Pour les « objecteurs de croissance », partisans de la décroissance, le développement durable est une antinomie, c’est à dire une contradiction entre les deux mots et donc entre les deux idées. Il n’y a pas de développement sans croissance et de croissance sans, à terme, de détérioration de ce qui est, et qui ne peut revenir, c’est le principe d’entropie. Ceux qui soutiennent le développement durable se contenteraient de saupoudrer de l’écologie sur la croissance. L’écologie génère ainsi de nouvelles normes dès que l’industrie est prête à y répondre, c’est à dire, dès qu’elle peut en tirer un profit.

    La notion de développement durable permettrait surtout aux élus, aux économistes et aux industriels de concilier l’inconciliable, à savoir une croissance, une consommation et un niveau de vie soutenus, ainsi que la préservation de l’environnement pour les générations futures. C’est à dire, avec un peu de chance, de préserver l’environnement, peut-être pour leurs propres enfants, mais sûrement pas pour leurs petits- enfants ! La notion de développement durable est donc une formule magique

« Il n’y a pas le moindre doute que le développement durable est l’un des concepts les plus nuisibles »

« Nous ne pouvons produire des réfrigérateurs, des automobiles ou des avions meilleurs et plus grands sans produire des déchets meilleurs et plus grands. »  Nicholas Georgescu-Roegen, La décroissance.

Bigger and better,  est le stupide et dangereux slogan de l’idéologie américaine et de sa foi aveugle en l’avenir.

    Quand on s’est trompé de train, il ne suffit pas de ralentir ou de stopper la locomotive, il s’agit de descendre du train et d’en prendre un autre, qui va dans la direction opposée.

    En fait l’ambiguïté du développement durable, c’est qu’il ne dit rien sur ce qui doit durer, sur ce qu’il faut préserver pour les générations futures et comment ? C’est ainsi que Peter Brabeck, PDG de Nestlé, leader mondial de l’eau en bouteille, défend le développement durable :  contestant l’avis des ONG selon lequel tout être humain est en droit d’avoir de l’eau, il répond sans aucune gêne : « L’eau est un aliment, elle devrait donc avoir une valeur marchande ». Le marché de la faim, film d’Erwin Wagenhofer.

    Pour le juriste Guy Carcassonne, « Rien n’est gratuit, surtout pas l’assainissement ». Mais pourquoi y a-t-il nécessité d’assainissement ? Parce qu’il y a surpopulation et concentration urbaine.

    Demain toute l’eau potable sera en bouteille et vendue partout dans le monde… et après-demain : l’air. Entre-temps, bien sûr, la guerre de l’eau aura fait de nombreux morts, autant par les armes que par la soif. C’est ce qu’on appelle le développement durable.

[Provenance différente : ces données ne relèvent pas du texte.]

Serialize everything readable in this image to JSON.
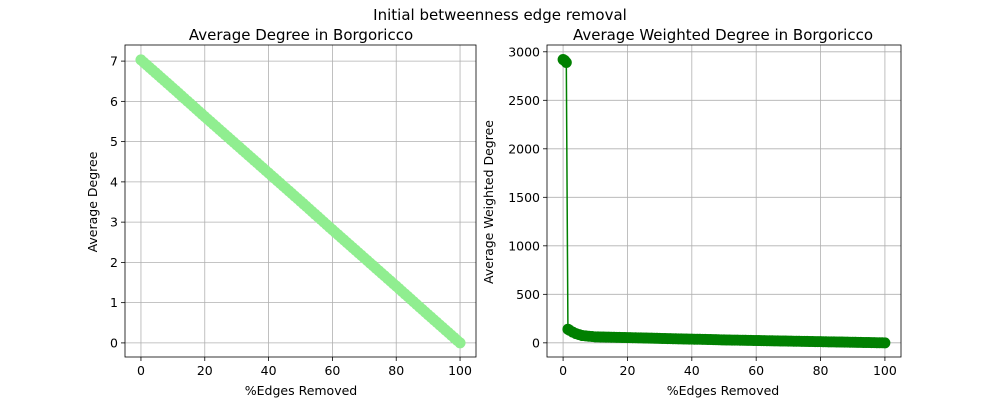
{
  "figure": {
    "suptitle": "Initial betweenness edge removal"
  },
  "chart_data": [
    {
      "type": "line",
      "title": "Average Degree in Borgoricco",
      "xlabel": "%Edges Removed",
      "ylabel": "Average Degree",
      "xlim": [
        -5,
        105
      ],
      "ylim": [
        -0.35,
        7.4
      ],
      "xticks": [
        0,
        20,
        40,
        60,
        80,
        100
      ],
      "yticks": [
        0,
        1,
        2,
        3,
        4,
        5,
        6,
        7
      ],
      "grid": true,
      "color": "#90ee90",
      "marker": "circle",
      "series": [
        {
          "x": [
            0,
            10,
            20,
            30,
            40,
            50,
            60,
            70,
            80,
            90,
            100
          ],
          "values": [
            7.03,
            6.33,
            5.62,
            4.92,
            4.22,
            3.52,
            2.81,
            2.11,
            1.41,
            0.7,
            0.0
          ]
        }
      ]
    },
    {
      "type": "line",
      "title": "Average Weighted Degree in Borgoricco",
      "xlabel": "%Edges Removed",
      "ylabel": "Average Weighted Degree",
      "xlim": [
        -5,
        105
      ],
      "ylim": [
        -146,
        3070
      ],
      "xticks": [
        0,
        20,
        40,
        60,
        80,
        100
      ],
      "yticks": [
        0,
        500,
        1000,
        1500,
        2000,
        2500,
        3000
      ],
      "grid": true,
      "color": "#008000",
      "marker": "circle",
      "series": [
        {
          "x": [
            0,
            0.5,
            1,
            1.5,
            2,
            3,
            4,
            5,
            6,
            8,
            10,
            15,
            20,
            25,
            30,
            35,
            40,
            45,
            50,
            55,
            60,
            65,
            70,
            75,
            80,
            85,
            90,
            95,
            100
          ],
          "values": [
            2920,
            2910,
            2890,
            140,
            130,
            110,
            95,
            85,
            75,
            68,
            62,
            58,
            54,
            50,
            46,
            42,
            38,
            35,
            30,
            27,
            24,
            21,
            18,
            15,
            12,
            9,
            6,
            3,
            0
          ]
        }
      ]
    }
  ]
}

    Il s’agit donc de s’engager d’urgence dans la « décroissance » : « un mot obus pour pulvériser la pensée "économiste" dominante, qui ne se limite pas au néo-libéralisme. » Casseurs de pub n°26.

    La décroissance, à la différence du développement durable, nécessite donc un changement radical de la logique économique, des mentalités et des comportements, afin, bien sûr de préserver l’environnement, mais aussi de restaurer un minimum de justice sociale sans lequel la planète est condamnée à l’explosion.

    Jusqu’à présent les dividendes de la croissance économique se sont répartis entre d’une part les profits, dont l’investissement, et d’autre part, la hausse des revenus et les acquis sociaux réalisés au gré des diverses luttes sociales et des échéances électorales. La croissance dans les pays industriels s’étant déjà ralentie, les tensions se sont durcies entre ces forces d’opposition. Comment tenir compte de l’environnement alors que l’équilibre entre le social et l’économique est déjà dans une impasse, avec le nombre de chômeurs et d’exclus qui ne cesse d’augmenter à cause des délocalisations  ?

    L’incontournabilité de la croissance, pour tous les dirigeants, fait que le développement durable est donc une escroquerie, un voile pour cacher la réalité.

    En 2005 (L’Express du 2 mai), pour le ministre de l’Equipement : « Plus de population, c’est plus de consommation, plus de croissance, plus de vitalité…plus de logements, plus de TGV, plus de rocades autoroutières… »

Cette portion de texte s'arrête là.